Verify the signature on every incoming event. Maesn signs each webhook with an HMAC-SHA256 signature in the X-MAESN-SIGNATURE header; recompute the HMAC over the raw request body with your webhook secret and compare. Processing only verified events is the foundation of webhook security across a unified API.

How does Maesn handle ERP webhook authentication across different systems?

Identically for every system. Whether an event comes from a system with native webhooks or from a Maesn synthetic webhook, it arrives with the same X-MAESN-SIGNATURE header and is verified the same way — so you write your ERP webhook authentication logic once.

How do I perform accounting webhook signature verification?

Read the signature from the X-MAESN-SIGNATURE header, compute the HMAC-SHA256 of the raw request body using your webhook secret, and compare the two values. A match confirms the event is authentic and was not altered in transit.

Where do I get the webhook secret?

The secret is returned when you create the webhook. Store it securely — it is the shared key used to generate and verify every signature, so anyone with it could forge events.

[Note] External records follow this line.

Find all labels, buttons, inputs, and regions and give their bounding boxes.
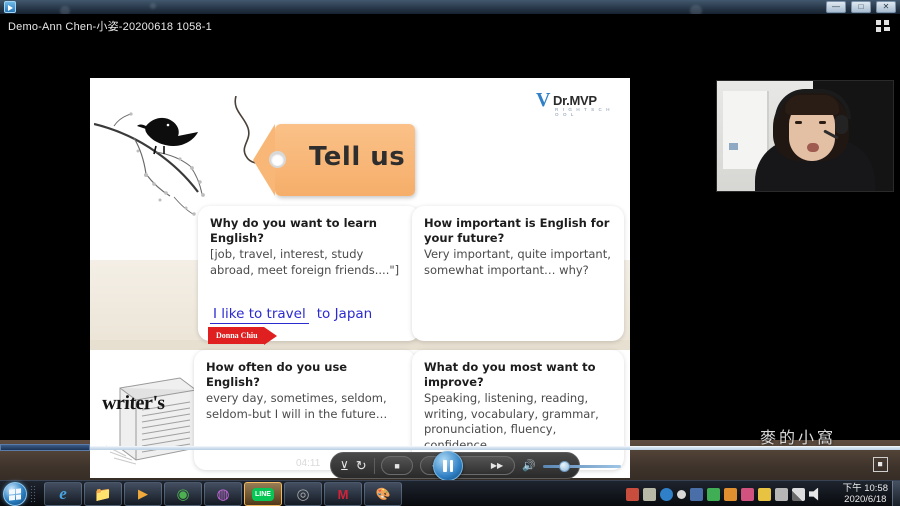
tray-app-orange-icon[interactable] (724, 488, 737, 501)
card-3-answer: every day, sometimes, seldom, seldom-but… (206, 391, 404, 422)
tag-label: Tell us (309, 142, 405, 172)
mcafee-shield-icon: M (338, 487, 349, 502)
close-button[interactable]: ✕ (876, 1, 896, 13)
question-card-1: Why do you want to learn English? [job, … (198, 206, 420, 341)
current-time: 04:11 (296, 458, 320, 469)
show-desktop-button[interactable] (892, 481, 900, 506)
tray-network-icon[interactable] (792, 488, 805, 501)
tag-eyelet (269, 151, 286, 168)
volume-slider[interactable] (543, 459, 570, 473)
player-title-bar: Demo-Ann Chen-小姿-20200618 1058-1 (0, 14, 900, 38)
internet-explorer-icon: e (59, 484, 67, 504)
card-1-student-answer: I like to travel to Japan (210, 306, 372, 324)
file-explorer-icon: 📁 (94, 486, 111, 503)
fullscreen-icon[interactable] (873, 457, 888, 472)
tray-app-blue-icon[interactable] (690, 488, 703, 501)
slide-band-accent (90, 340, 630, 350)
recording-title: Demo-Ann Chen-小姿-20200618 1058-1 (8, 18, 212, 34)
tray-app-gray-icon[interactable] (775, 488, 788, 501)
forward-button[interactable]: ▶▶ (485, 457, 509, 475)
logo-check-mark: V (536, 90, 550, 110)
taskbar-grip (30, 485, 36, 503)
taskbar-item-chromium[interactable]: ◎ (284, 482, 322, 506)
chromium-icon: ◎ (296, 485, 309, 503)
person-mouth (807, 143, 819, 152)
paint-icon: 🎨 (376, 487, 391, 501)
card-2-question: How important is English for your future… (424, 216, 612, 246)
maximize-button[interactable]: □ (851, 1, 871, 13)
volume-icon[interactable]: 🔊 (522, 457, 536, 475)
start-button[interactable] (3, 482, 27, 506)
tray-volume-icon[interactable] (809, 488, 822, 501)
stop-button[interactable]: ■ (387, 457, 407, 475)
window-chrome-bar: — □ ✕ (0, 0, 900, 14)
card-1-question: Why do you want to learn English? (210, 216, 408, 246)
card-2-answer: Very important, quite important, somewha… (424, 247, 612, 278)
windows-logo-icon (9, 488, 21, 500)
tray-sync-icon[interactable] (677, 490, 686, 499)
windows-taskbar: e 📁 ▶ ◉ ◍ LINE ◎ M 🎨 (0, 480, 900, 506)
app-icon (4, 1, 16, 13)
seek-progress (0, 444, 90, 451)
tell-us-tag: Tell us (275, 124, 415, 196)
person-eye-left (795, 121, 802, 124)
volume-knob[interactable] (559, 461, 570, 472)
drmvp-logo: V Dr.MVP R I G H T S C H O O L (536, 88, 614, 116)
screen: — □ ✕ Demo-Ann Chen-小姿-20200618 1058-1 V… (0, 0, 900, 506)
student-name-arrow: Donna Chiu (208, 327, 277, 344)
writers-label: writer's (101, 392, 165, 415)
seek-bar[interactable] (0, 444, 900, 451)
tray-app-green-icon[interactable] (707, 488, 720, 501)
taskbar-item-mcafee[interactable]: M (324, 482, 362, 506)
replay-loop-icon[interactable]: ↻ (356, 457, 367, 475)
webcam-video[interactable] (716, 80, 894, 192)
headset-earcup (835, 115, 848, 134)
seek-track[interactable] (0, 446, 900, 450)
google-chrome-icon: ◉ (176, 485, 189, 503)
tray-help-icon[interactable] (660, 488, 673, 501)
taskbar-items: e 📁 ▶ ◉ ◍ LINE ◎ M 🎨 (44, 482, 402, 506)
photo-viewer-icon: ◍ (216, 485, 229, 503)
presentation-slide: V Dr.MVP R I G H T S C H O O L (90, 78, 630, 478)
taskbar-item-photo-viewer[interactable]: ◍ (204, 482, 242, 506)
mute-mic-icon[interactable]: ⊻ (340, 457, 349, 475)
card-3-question: How often do you use English? (206, 360, 404, 390)
student-answer-tail: to Japan (317, 306, 373, 322)
tray-app-pink-icon[interactable] (741, 488, 754, 501)
taskbar-item-file-explorer[interactable]: 📁 (84, 482, 122, 506)
tray-app-yellow-icon[interactable] (758, 488, 771, 501)
student-name-label: Donna Chiu (208, 327, 264, 344)
taskbar-item-internet-explorer[interactable]: e (44, 482, 82, 506)
player-controls: 04:11 ⊻ ↻ ■ ◀◀ ▶▶ 🔊 (0, 452, 900, 480)
arrow-head-icon (264, 327, 277, 345)
question-card-2: How important is English for your future… (412, 206, 624, 341)
media-player-icon: ▶ (138, 486, 148, 502)
student-answer-blank: I like to travel (210, 306, 309, 324)
tray-action-center-icon[interactable] (626, 488, 639, 501)
window-controls: — □ ✕ (826, 1, 896, 13)
card-4-question: What do you most want to improve? (424, 360, 612, 390)
player-canvas: V Dr.MVP R I G H T S C H O O L (0, 38, 900, 440)
line-app-icon: LINE (252, 488, 274, 501)
card-1-answer: [job, travel, interest, study abroad, me… (210, 247, 408, 278)
person-eye-right (819, 121, 826, 124)
stop-group: ■ (381, 456, 413, 475)
taskbar-item-chrome[interactable]: ◉ (164, 482, 202, 506)
taskbar-item-paint[interactable]: 🎨 (364, 482, 402, 506)
taskbar-item-line[interactable]: LINE (244, 482, 282, 506)
taskbar-clock[interactable]: 下午 10:58 2020/6/18 (843, 483, 888, 505)
logo-name: Dr.MVP (553, 93, 597, 108)
clock-time: 下午 10:58 (843, 483, 888, 494)
minimize-button[interactable]: — (826, 1, 846, 13)
tray-removable-media-icon[interactable] (643, 488, 656, 501)
clock-date: 2020/6/18 (843, 494, 888, 505)
taskbar-item-media-player[interactable]: ▶ (124, 482, 162, 506)
volume-track (543, 465, 621, 468)
logo-tagline: R I G H T S C H O O L (555, 107, 614, 117)
system-tray (626, 481, 822, 506)
pause-button[interactable] (433, 451, 463, 481)
grid-layout-icon[interactable] (876, 20, 890, 33)
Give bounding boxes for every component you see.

Why must I use the raw request body?

The signature is computed over the exact bytes Maesn sends. Parsing the body to JSON and re-serializing it can change those bytes (ordering, whitespace, number formatting), so a signature recomputed from parsed JSON may not match a valid event. Capture and verify the raw body before parsing.

Are events from systems without native webhooks signed too?

Yes. For systems without native webhook support, Maesn emits synthetic webhooks delivered in the same unified format and carrying the same X-MAESN-SIGNATURE header, so your verification logic is identical across every system.

Does signature verification replace transport security?

No, they complement each other. All communication with Maesn uses HTTPS, which protects data in transit; the signature additionally proves the origin and integrity of each individual event at your endpoint.